In order for something to be compostable, it must be able to chemically degrade until 90 percent of the plastic has been broken down, Brodhagen said.
But most people don’t realize that composting requires specific circumstances, namely the correct microbes to eat the plastic, and heat.
“People interpret [compostable] as meaning you can just put it into soil and it will just go away, or you can leave it on the side of the road because it’s biodegradable, but it won’t, because it’s not in that warm condition,” Brodhagen said.
A study from Mendel University in Brno, Czech Republic and the Warsaw University of Life Sciences explained some reasons why plastics don’t degrade like they’re supposed to.
“Compostable plastics require specific levels of moisture and oxygen for initial reactions to make the polymers consumable by bacteria. These conditions are usually only found in larger, industrial-commercial facilities where materials are regularly turned, and usually have been pre-processed, often shredded,” author Dana Adamcova wrote.
The study went on to say that misconceptions about composting conditions is why plastics don’t break down in bins at home.
“Reports of failure to perform by compostable-labeled plastics in at-home composting environments are common. Inadequate temperatures in these smaller piles, so that the key reaction for degradable/biodegradable plastics is not initiated, are thought to be the reason for much of the poor results,” Adamcova wrote.
Regulations say not all of the plastic in a compostable item needs to break down, said Brodhagen. Leftover fragments cannot be more than two millimeters.
“The problem is that some plastic can be retained, so if only 90 percent is turning into carbon dioxide or water, or there are fragments that are smaller than two millimeters — those are called microplastics and those are things that can get into the food chain,” she said.
In either case, with nonbiodegradable plastics fragmenting, or with compostable plastics not breaking down all the way, the microplastics can get into the ecosystem.
Another problem with compostable plastics is the inconsistency in how they are collected and processed.
“You can go up to the [Viking] Union and you can watch where people throw stuff. There’s not a big incentive to get the right waste into the right container. And people here aren’t really trained to do that,” Brodhagen said. “In some European countries, everywhere you go, there will be uniformly colored bins: this color for recycling, this color for compost, this color for paper, and people just know, ‘Oh yeah, throw it in here,’ and here, Western’s compost program is different from what you might find some other place in Bellingham. And people don’t really know what goes in and what doesn’t go in.”
Despite the problems with compostable plastic, Miles believes it is worth pursuing and developing.
“I think society worldwide really has to look at our use of plastic, and we have to start considering other ways to manage those plastics,” Miles said. “And I would say in addition to management, we really have to consider other products that are biodegradable.”
Developing new degradable plastics is difficult to regulate. Brodhagen acknowledged this difficulty in a report she co-wrote in Environmental Science and Policy.
“Policy solutions must strike a balance so as not to be so rigid that they stifle future innovations in biodegradable plastic film mulches, nor so laissez-faire that they lead to pollution of the world’s most productive soils with plastic residue,” she wrote.
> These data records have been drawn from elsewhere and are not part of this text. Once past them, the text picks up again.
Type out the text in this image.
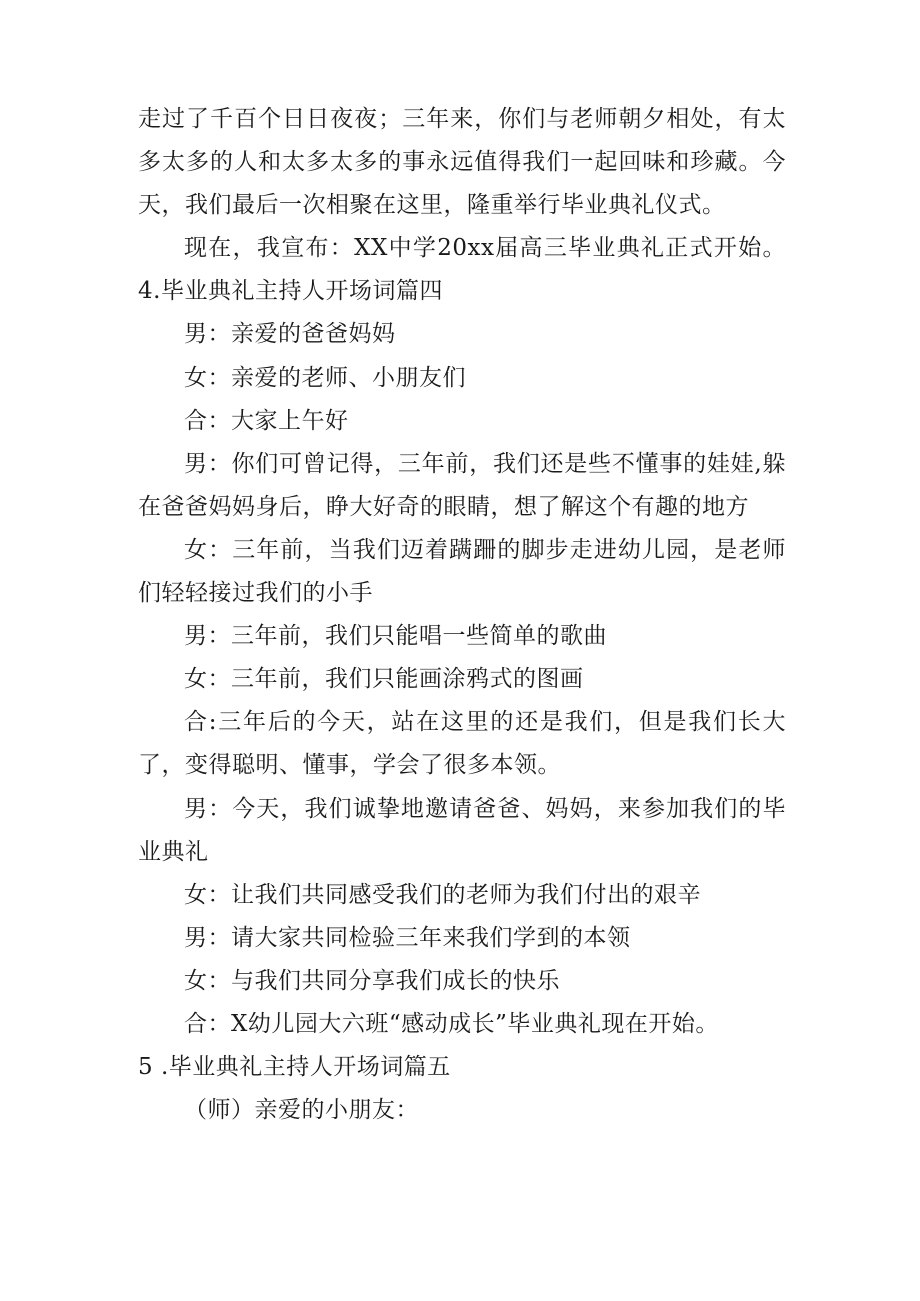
走过了千百个日日夜夜；三年来，你们与老师朝夕相处，有太多太多的人和太多太多的事永远值得我们一起回味和珍藏。今天，我们最后一次相聚在这里，隆重举行毕业典礼仪式。

现在，我宣布：XX中学20xx届高三毕业典礼正式开始。4.毕业典礼主持人开场词篇四

男：亲爱的爸爸妈妈

女：亲爱的老师、小朋友们

合：大家上午好

男：你们可曾记得，三年前，我们还是些不懂事的娃娃,躲在爸爸妈妈身后，睁大好奇的眼睛，想了解这个有趣的地方

女：三年前，当我们迈着蹒跚的脚步走进幼儿园，是老师们轻轻接过我们的小手

男：三年前，我们只能唱一些简单的歌曲

女：三年前，我们只能画涂鸦式的图画

合:三年后的今天，站在这里的还是我们，但是我们长大了，变得聪明、懂事，学会了很多本领。

男：今天，我们诚挚地邀请爸爸、妈妈，来参加我们的毕业典礼

女：让我们共同感受我们的老师为我们付出的艰辛

男：请大家共同检验三年来我们学到的本领

女：与我们共同分享我们成长的快乐

合：X幼儿园大六班“感动成长”毕业典礼现在开始。

5 .毕业典礼主持人开场词篇五

（师）亲爱的小朋友：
Collaboration between scientists in different fields is the best way to solve the plastic problem, Brodhagen said.
“One of the things I really enjoy about my work is I get to work with engineers and agricultural scientists, farmers, plastic producers, and we all get to talk and see this problem from everybody’s point of view,” she said. “And I think we can get a much better grasp on the problem than if just one person is thinking about it.”